Research subjects from the North Carolina-Louisiana Prostate Cancer Project (AA n = 435 and EA n = 532) were included. Plasma metabolites 1,25(OH)2 D and 25-hydroxyvitamin D3 [25(OH)D] were measured using liquid chromatography with tandem mass spectrophotometry. Research subjects were classified into low (Gleason sum < 7, stage T1-T2, and Prostate-specific antigen (PSA) < 9 ng/mL) or high (Gleason sum > 8 or Gleason sum = 7 with 4 + 3, or PSA > 20 ng/mL, or Gleason sum = 7 and stage T3-T4) aggressive disease.

RESULTS:

Research subjects in the second and third tertiles of plasma levels of 1, 25(OH)2 D had lower odds of high aggressive prostate cancer (AA [ORT2vsT1 : 0.66, 95%CI: 0.39-1.12; ORT3vsT1 : 0.83, 95%CI: 0.49-1.41] and EA [ORT2vsT1 : 0.68, 95%CI: 0.41-1.11; ORT3vsT1 : 0.67, 95%CI: 0.40-1.11]) compared with the first tertile, though confidence intervals included the null.

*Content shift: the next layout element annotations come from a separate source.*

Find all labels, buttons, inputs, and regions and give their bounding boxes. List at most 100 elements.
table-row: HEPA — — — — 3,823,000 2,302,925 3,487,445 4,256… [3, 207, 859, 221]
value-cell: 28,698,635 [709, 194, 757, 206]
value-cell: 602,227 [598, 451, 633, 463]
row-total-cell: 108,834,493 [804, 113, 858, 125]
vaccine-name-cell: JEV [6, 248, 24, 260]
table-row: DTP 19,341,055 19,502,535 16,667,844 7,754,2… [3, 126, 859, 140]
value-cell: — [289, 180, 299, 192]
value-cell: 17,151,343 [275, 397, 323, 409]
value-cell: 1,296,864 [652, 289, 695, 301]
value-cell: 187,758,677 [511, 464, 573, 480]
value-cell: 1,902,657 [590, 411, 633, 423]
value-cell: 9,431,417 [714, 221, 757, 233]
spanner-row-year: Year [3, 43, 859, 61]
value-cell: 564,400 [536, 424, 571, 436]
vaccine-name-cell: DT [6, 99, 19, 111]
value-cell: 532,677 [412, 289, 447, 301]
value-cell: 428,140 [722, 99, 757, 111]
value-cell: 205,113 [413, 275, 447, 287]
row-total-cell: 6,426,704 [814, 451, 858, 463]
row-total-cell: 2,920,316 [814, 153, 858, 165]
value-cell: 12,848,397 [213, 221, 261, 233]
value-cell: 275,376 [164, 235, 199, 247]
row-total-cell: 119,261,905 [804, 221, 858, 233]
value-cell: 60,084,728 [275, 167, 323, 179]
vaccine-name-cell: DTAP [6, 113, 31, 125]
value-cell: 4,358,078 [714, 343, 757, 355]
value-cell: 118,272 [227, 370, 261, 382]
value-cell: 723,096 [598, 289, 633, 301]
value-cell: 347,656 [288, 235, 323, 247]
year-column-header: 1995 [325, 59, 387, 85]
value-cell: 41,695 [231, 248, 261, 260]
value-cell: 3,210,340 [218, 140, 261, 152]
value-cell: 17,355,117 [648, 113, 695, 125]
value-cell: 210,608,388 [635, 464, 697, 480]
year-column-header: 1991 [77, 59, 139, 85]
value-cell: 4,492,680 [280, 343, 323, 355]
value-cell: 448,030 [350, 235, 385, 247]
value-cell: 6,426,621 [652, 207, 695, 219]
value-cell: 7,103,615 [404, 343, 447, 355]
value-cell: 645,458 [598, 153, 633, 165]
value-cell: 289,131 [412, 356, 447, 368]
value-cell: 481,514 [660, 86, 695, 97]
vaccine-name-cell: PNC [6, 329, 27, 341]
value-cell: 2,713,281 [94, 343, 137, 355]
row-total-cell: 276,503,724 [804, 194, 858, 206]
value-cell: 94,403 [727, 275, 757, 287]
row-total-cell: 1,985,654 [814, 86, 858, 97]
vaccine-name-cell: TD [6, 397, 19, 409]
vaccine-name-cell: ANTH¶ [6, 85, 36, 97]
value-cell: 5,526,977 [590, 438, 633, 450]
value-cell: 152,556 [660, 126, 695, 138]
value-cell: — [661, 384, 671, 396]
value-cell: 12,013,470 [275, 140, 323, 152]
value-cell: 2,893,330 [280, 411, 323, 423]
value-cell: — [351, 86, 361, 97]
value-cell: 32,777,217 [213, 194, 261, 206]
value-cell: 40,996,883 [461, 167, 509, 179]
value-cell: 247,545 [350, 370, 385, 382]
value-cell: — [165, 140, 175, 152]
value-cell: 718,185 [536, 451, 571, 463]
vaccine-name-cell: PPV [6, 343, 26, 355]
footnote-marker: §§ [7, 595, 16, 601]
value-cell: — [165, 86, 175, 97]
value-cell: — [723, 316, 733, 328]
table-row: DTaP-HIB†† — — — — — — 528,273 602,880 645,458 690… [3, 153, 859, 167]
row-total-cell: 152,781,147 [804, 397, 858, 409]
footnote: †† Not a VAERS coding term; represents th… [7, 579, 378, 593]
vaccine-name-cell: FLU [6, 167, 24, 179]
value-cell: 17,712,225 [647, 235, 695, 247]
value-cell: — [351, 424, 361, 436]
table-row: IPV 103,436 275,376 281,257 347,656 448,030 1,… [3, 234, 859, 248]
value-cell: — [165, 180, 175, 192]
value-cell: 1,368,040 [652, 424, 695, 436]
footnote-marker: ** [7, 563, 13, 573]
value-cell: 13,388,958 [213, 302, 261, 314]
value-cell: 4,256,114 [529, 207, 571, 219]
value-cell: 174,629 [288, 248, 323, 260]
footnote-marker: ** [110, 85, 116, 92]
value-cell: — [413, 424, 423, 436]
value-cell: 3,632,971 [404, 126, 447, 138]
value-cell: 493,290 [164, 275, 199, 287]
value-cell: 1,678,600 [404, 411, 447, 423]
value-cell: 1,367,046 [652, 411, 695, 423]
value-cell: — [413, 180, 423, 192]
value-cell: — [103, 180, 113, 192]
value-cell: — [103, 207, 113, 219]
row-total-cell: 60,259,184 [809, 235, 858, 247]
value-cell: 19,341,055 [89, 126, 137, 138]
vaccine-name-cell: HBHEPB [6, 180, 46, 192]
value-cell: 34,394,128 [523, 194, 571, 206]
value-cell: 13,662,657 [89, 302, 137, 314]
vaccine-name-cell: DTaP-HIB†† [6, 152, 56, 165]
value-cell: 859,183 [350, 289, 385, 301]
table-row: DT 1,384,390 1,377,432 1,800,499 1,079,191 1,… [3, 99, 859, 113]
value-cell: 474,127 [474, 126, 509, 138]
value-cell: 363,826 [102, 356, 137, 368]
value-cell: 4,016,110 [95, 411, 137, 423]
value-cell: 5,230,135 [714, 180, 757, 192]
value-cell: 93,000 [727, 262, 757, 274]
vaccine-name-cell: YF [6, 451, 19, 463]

Greater 1,25(OH)2 D/25(OH)D molar ratios were associated with lower odds of high aggressive prostate cancer more evidently in AA (ORQ4vsQ1 : 0.45, CI: 0.24-0.82) than in EA (ORQ4vsQ1 : 0.64, CI: 0.35-1.17) research subjects.

CONCLUSIONS:

The 1,25(OH)2 D/25(OH)D molar ratio was associated with decreased risk of high aggressive prostate cancer in AA men, and possibly in EA men. Further studies analyzing vitamin D polymorphisms, vitamin D binding protein levels, and prostatic levels of these metabolites may be useful. These studies may provide a better understanding of the vitamin D pathway and its biological role underlying health disparities in prostate cancer.